Malta's 1% of GDP budget surplus for 2016 underscores our view that the public debt/GDP ratio is on a downward trajectory, Fitch Ratings says. We do not believe the early general election called this week is likely to significantly affect fiscal settings.

Recent Eurostat data showed that Malta recorded a 1% budget surplus last year, following a 1.3% deficit in 2015. Fitch had forecast a 0.7% 2016 deficit. The better-than-expected outcome was driven by both rising revenues (up 4.5%) and falling spending (down 1.4%).

The biggest contributors to higher revenues were market output and income tax, which increased by EUR154.3 million and EUR138.4 million respectively, according to the National Statistics Office. Social security contributions and indirect tax revenues also rose. A 38.2% fall in capex, reflecting lower utilisation of EU funds and associated capital spending, drove the fall in spending. Current expenditure rose 4.6%.

The 2016 surplus continues the fiscal improvement seen in recent years, which has been driven by robust economic growth (including retrospective revisions to national accounts), falling unemployment and additional indirect tax measures.

We do not believe that Prime Minister Joseph Muscat's decision to call a snap election for 3 June, one year before his term was due to end, will result in a major change in fiscal settings. Muscat's announcement on Monday followed opposition calls for his resignation over allegations by a blogger that his wife owned an offshore company in Panama.

We think that Muscat's Labour party and the opposition Nationalists (who currently trail Labour in opinion polls) share a broad commitment to fiscal responsibility. The Nationalists' most recent pre-budget document dated October 2016 contained proposals for expansionary fiscal measures but these were coupled with reforms to contain public spending.
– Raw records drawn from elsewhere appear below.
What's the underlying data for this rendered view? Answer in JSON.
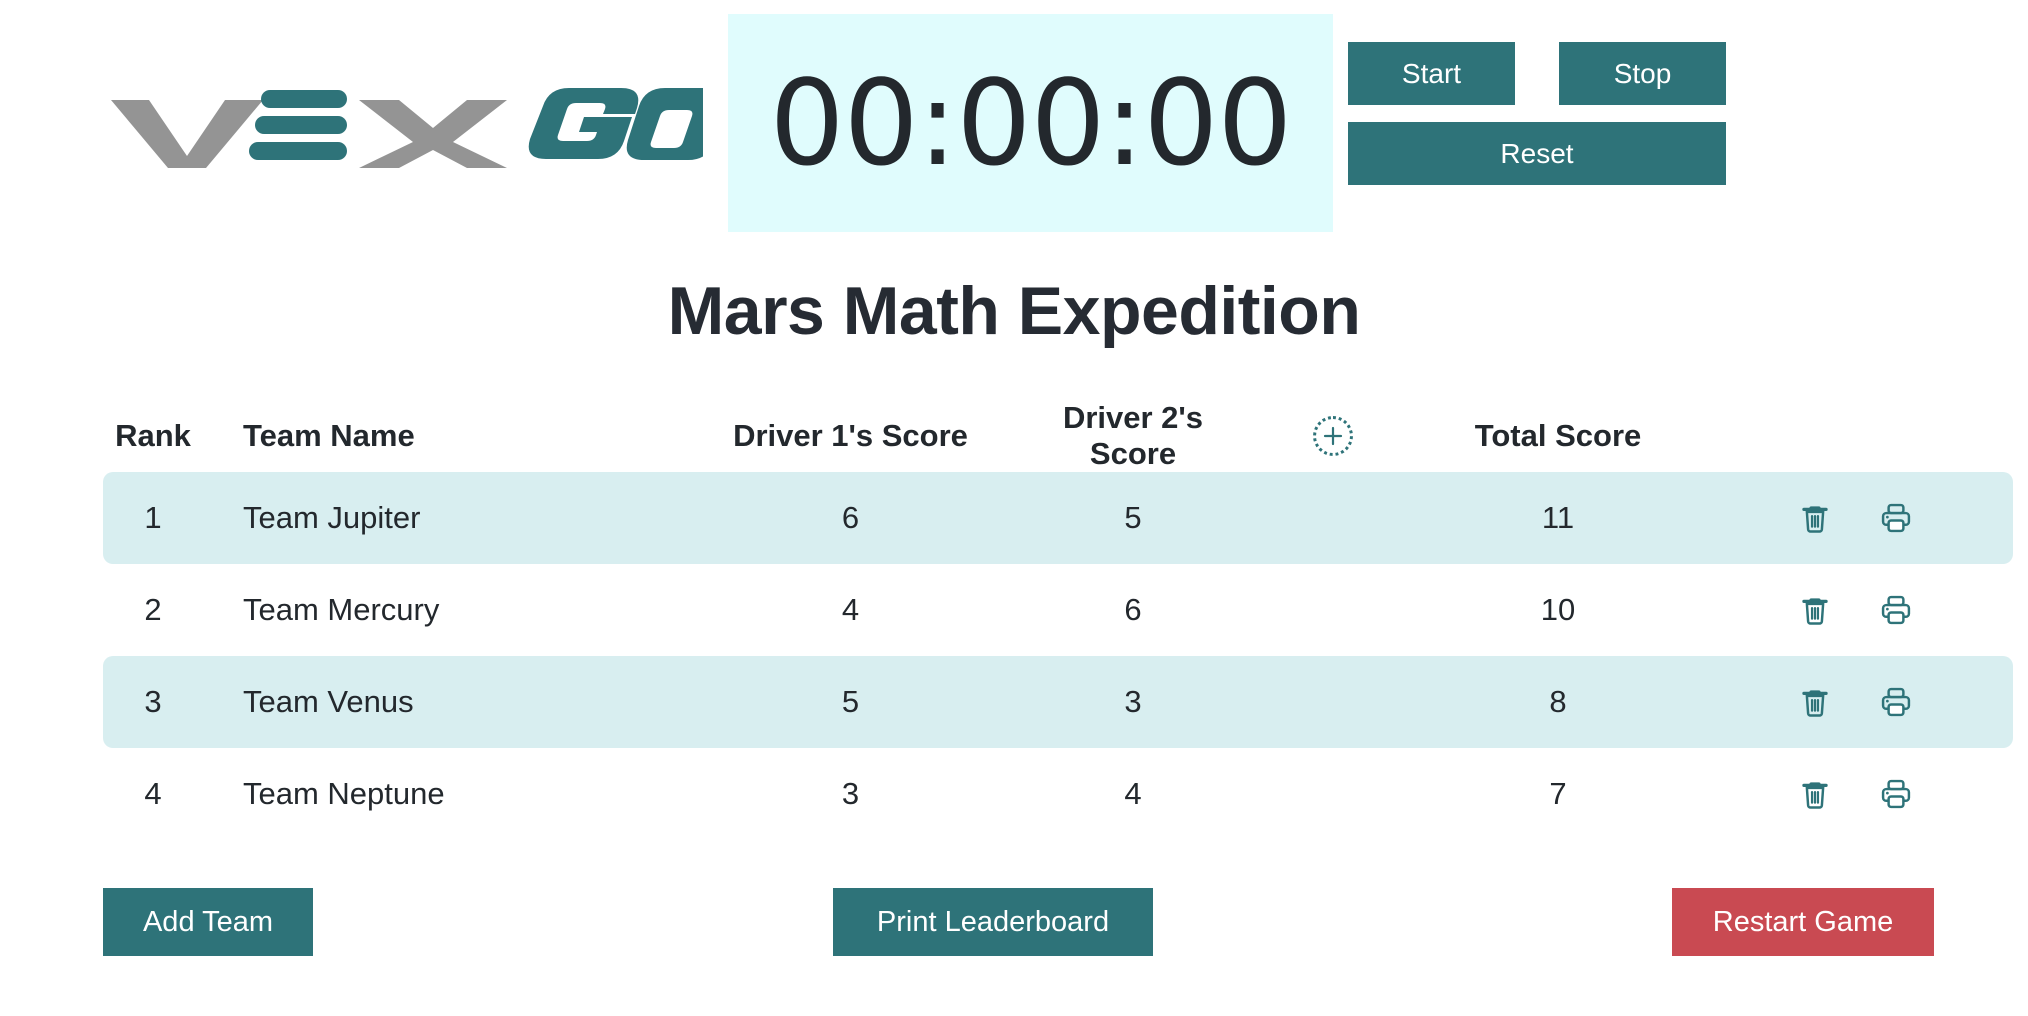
{
  "header": {
    "logo": {
      "vex_text": "VEX",
      "go_text": "GO",
      "alt": "VEX GO logo"
    },
    "timer": {
      "value": "00:00:00"
    },
    "controls": {
      "start_label": "Start",
      "stop_label": "Stop",
      "reset_label": "Reset"
    }
  },
  "title": "Mars Math Expedition",
  "leaderboard": {
    "columns": {
      "rank": "Rank",
      "team_name": "Team Name",
      "driver1": "Driver 1's Score",
      "driver2": "Driver 2's Score",
      "add_column_icon": "plus-circle-icon",
      "add_column_glyph": "+",
      "total": "Total Score"
    },
    "rows": [
      {
        "rank": "1",
        "team": "Team Jupiter",
        "driver1": "6",
        "driver2": "5",
        "total": "11"
      },
      {
        "rank": "2",
        "team": "Team Mercury",
        "driver1": "4",
        "driver2": "6",
        "total": "10"
      },
      {
        "rank": "3",
        "team": "Team Venus",
        "driver1": "5",
        "driver2": "3",
        "total": "8"
      },
      {
        "rank": "4",
        "team": "Team Neptune",
        "driver1": "3",
        "driver2": "4",
        "total": "7"
      }
    ],
    "row_actions": {
      "delete_icon": "trash-icon",
      "print_icon": "printer-icon"
    }
  },
  "footer": {
    "add_team_label": "Add Team",
    "print_leaderboard_label": "Print Leaderboard",
    "restart_game_label": "Restart Game"
  },
  "colors": {
    "teal": "#2e7379",
    "teal_row": "#d8eef0",
    "timer_bg": "#e0fcfd",
    "red": "#c94a52",
    "text_dark": "#23282d",
    "logo_gray": "#949494"
  }
}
The Fiscal Responsibility Act of 2014 enacted EU fiscal rules; established an independent fiscal council; and provided for the publication of a Medium-Term Fiscal Policy Statement and Fiscal Policy Strategy and the building-up of a contingency reserve.
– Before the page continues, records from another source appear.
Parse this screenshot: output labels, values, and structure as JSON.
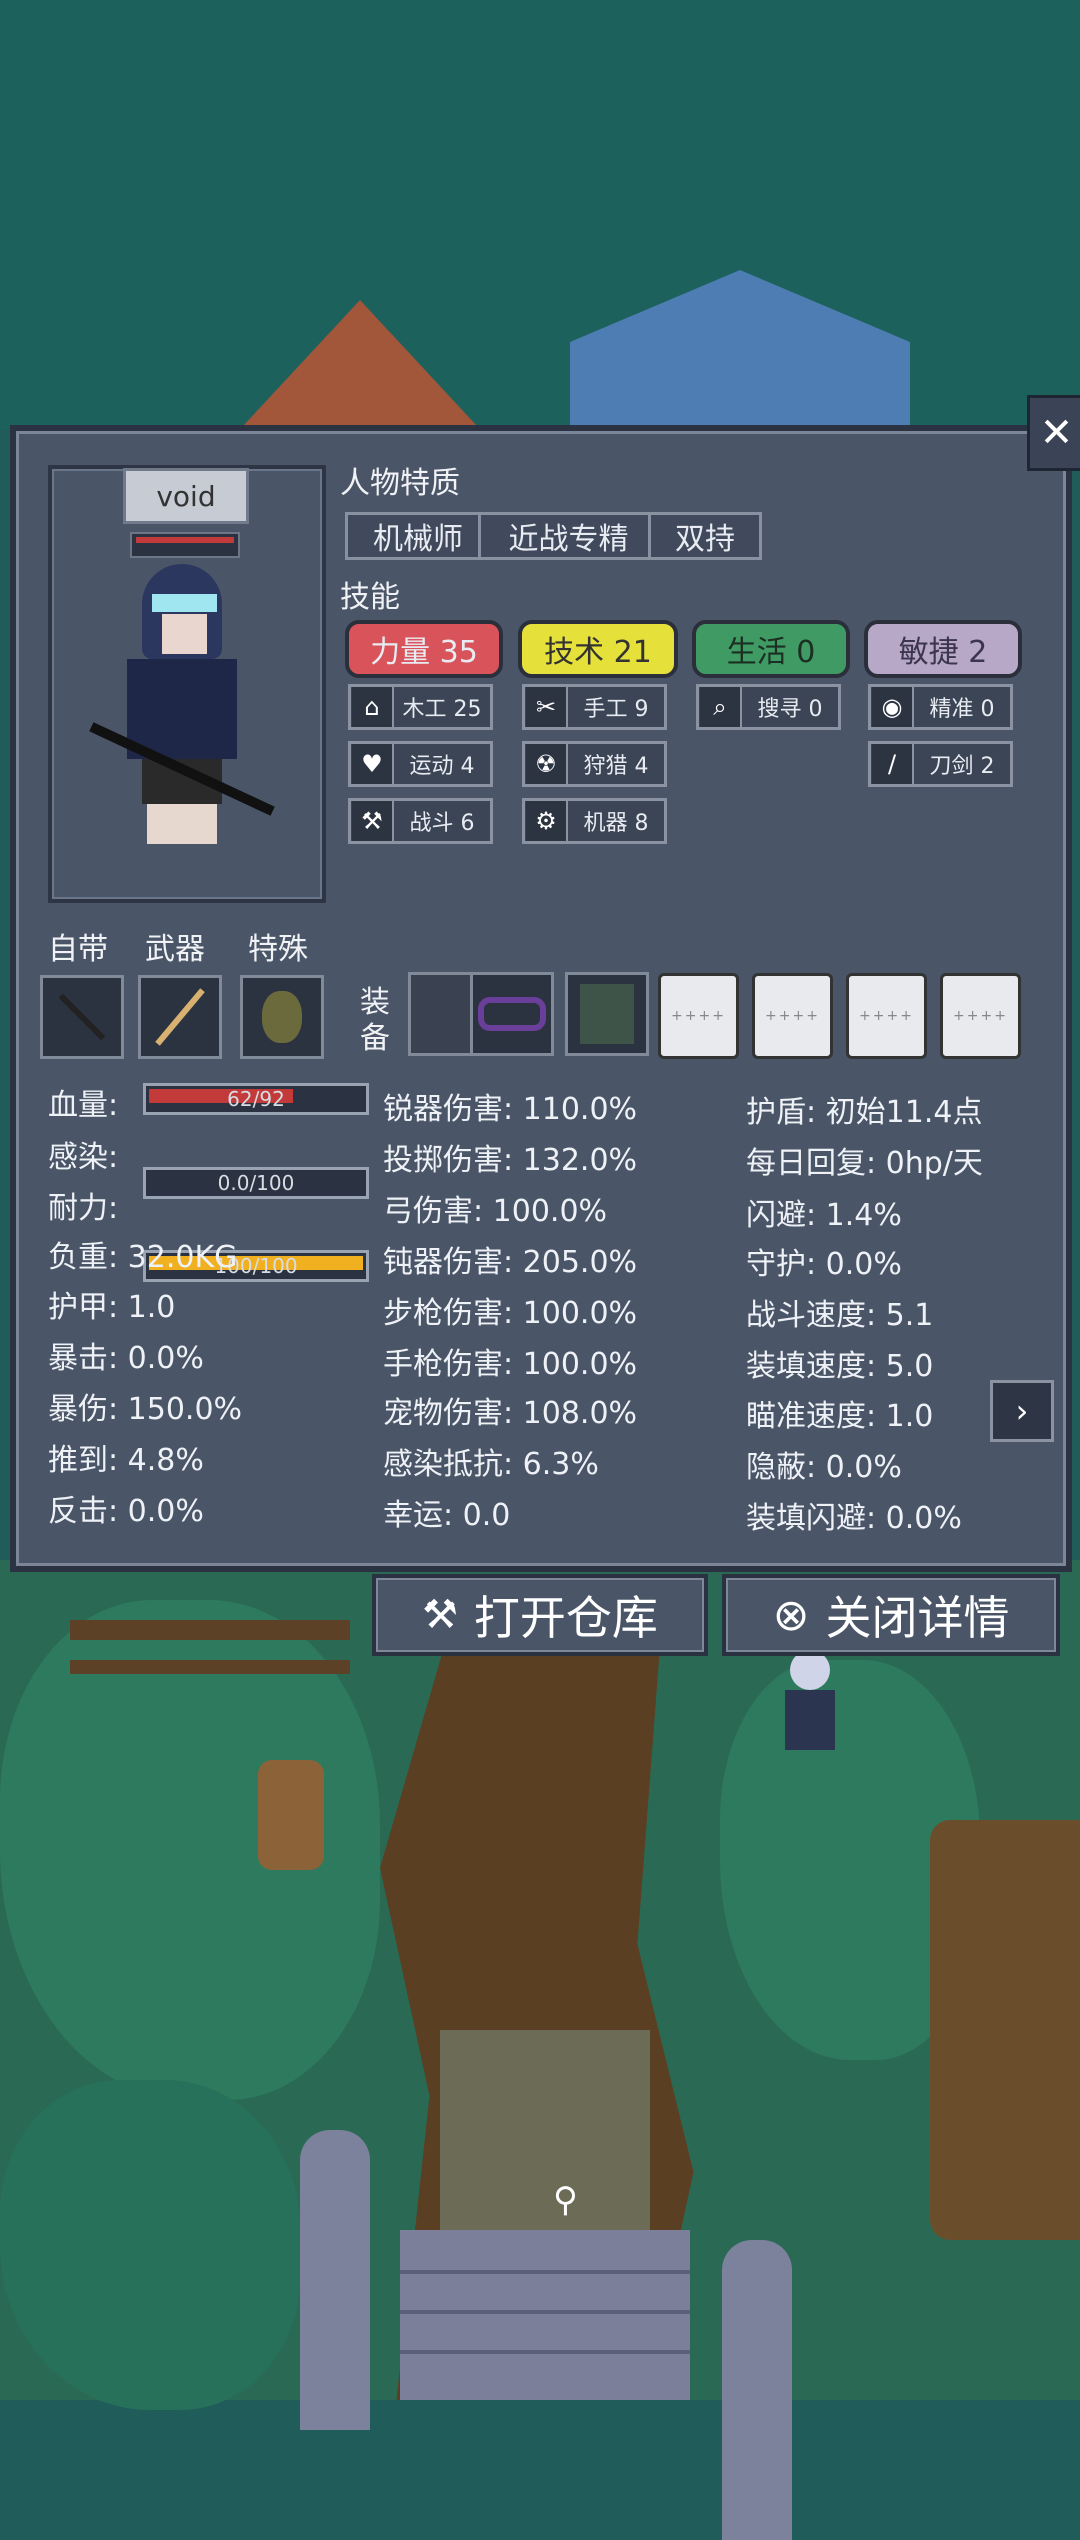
{
  "character": {
    "name": "void"
  },
  "traits": {
    "title": "人物特质",
    "items": [
      "机械师",
      "近战专精",
      "双持"
    ]
  },
  "skills": {
    "title": "技能",
    "attributes": [
      {
        "label": "力量 35",
        "color": "#d9545a"
      },
      {
        "label": "技术 21",
        "color": "#e6e13a"
      },
      {
        "label": "生活 0",
        "color": "#3f9a63"
      },
      {
        "label": "敏捷 2",
        "color": "#b6a8c6"
      }
    ],
    "col1": [
      {
        "icon": "house-icon",
        "glyph": "⌂",
        "label": "木工 25"
      },
      {
        "icon": "heart-icon",
        "glyph": "♥",
        "label": "运动 4"
      },
      {
        "icon": "axe-icon",
        "glyph": "⚒",
        "label": "战斗 6"
      }
    ],
    "col2": [
      {
        "icon": "scissors-icon",
        "glyph": "✂",
        "label": "手工 9"
      },
      {
        "icon": "radiation-icon",
        "glyph": "☢",
        "label": "狩猎 4"
      },
      {
        "icon": "gear-icon",
        "glyph": "⚙",
        "label": "机器 8"
      }
    ],
    "col3": [
      {
        "icon": "magnifier-icon",
        "glyph": "⌕",
        "label": "搜寻 0"
      }
    ],
    "col4": [
      {
        "icon": "eye-icon",
        "glyph": "◉",
        "label": "精准 0"
      },
      {
        "icon": "knife-icon",
        "glyph": "/",
        "label": "刀剑 2"
      }
    ]
  },
  "loadout": {
    "innate": "自带",
    "weapon": "武器",
    "special": "特殊",
    "equipment": "装备"
  },
  "stats_left": {
    "hp_label": "血量:",
    "hp_text": "62/92",
    "hp_fraction": 0.674,
    "infection_label": "感染:",
    "infection_text": "0.0/100",
    "infection_fraction": 0.0,
    "stamina_label": "耐力:",
    "stamina_text": "100/100",
    "stamina_fraction": 1.0,
    "lines": [
      "负重: 32.0KG",
      "护甲: 1.0",
      "暴击: 0.0%",
      "暴伤: 150.0%",
      "推到: 4.8%",
      "反击: 0.0%"
    ]
  },
  "stats_mid": [
    "锐器伤害: 110.0%",
    "投掷伤害: 132.0%",
    "弓伤害: 100.0%",
    "钝器伤害: 205.0%",
    "步枪伤害: 100.0%",
    "手枪伤害: 100.0%",
    "宠物伤害: 108.0%",
    "感染抵抗: 6.3%",
    "幸运: 0.0"
  ],
  "stats_right": [
    "护盾: 初始11.4点",
    "每日回复: 0hp/天",
    "闪避: 1.4%",
    "守护: 0.0%",
    "战斗速度: 5.1",
    "装填速度: 5.0",
    "瞄准速度: 1.0",
    "隐蔽: 0.0%",
    "装填闪避: 0.0%"
  ],
  "buttons": {
    "open_storage": "打开仓库",
    "close_details": "关闭详情"
  },
  "colors": {
    "hp": "#c23a3a",
    "stamina": "#f0b020",
    "panel": "#4a5568"
  }
}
Structural fiscal efforts have been modest in recent years, with the public-sector wage bill and expenditure on goods and services increasing rapidly in 2013-2015, although the proportion of GDP spent on social benefits has been reduced by nearly 1pp since 2013. Efforts to improve tax collection, increase excise duties and reduce expenditure on social benefits should support a positive fiscal structural adjustment in 2017-2018.

The 2016 surplus helped bring debt/GDP below 60%. This is still somewhat higher than the 'A' category median, but we forecast the ratio to fall steadily over the rating horizon, narrowing the gap to ratings peers. Risks to our forecasts include an unexpected growth shock, long-term spending pressures related to ageing, and government guarantees and contingent liabilities. The authorities are moving to address some of these challenges. Planned structural fiscal adjustment should build up additional fiscal headroom, and several pension reforms have been passed. Contingent liabilities have declined from 15.1% of GDP at end-2015 to 14.1% of GDP at end-2016 and are set to decrease further, to an estimated 9.7% of GDP by end-2017 when the temporary guarantee provided to ElectroGas for the construction of a new power station expires.

Our view that the public debt/GDP ratio is on a downward trajectory and that economic growth will keep outperforming similarly rated peers is reflected in the Positive Outlook on Malta's 'A' sovereign rating.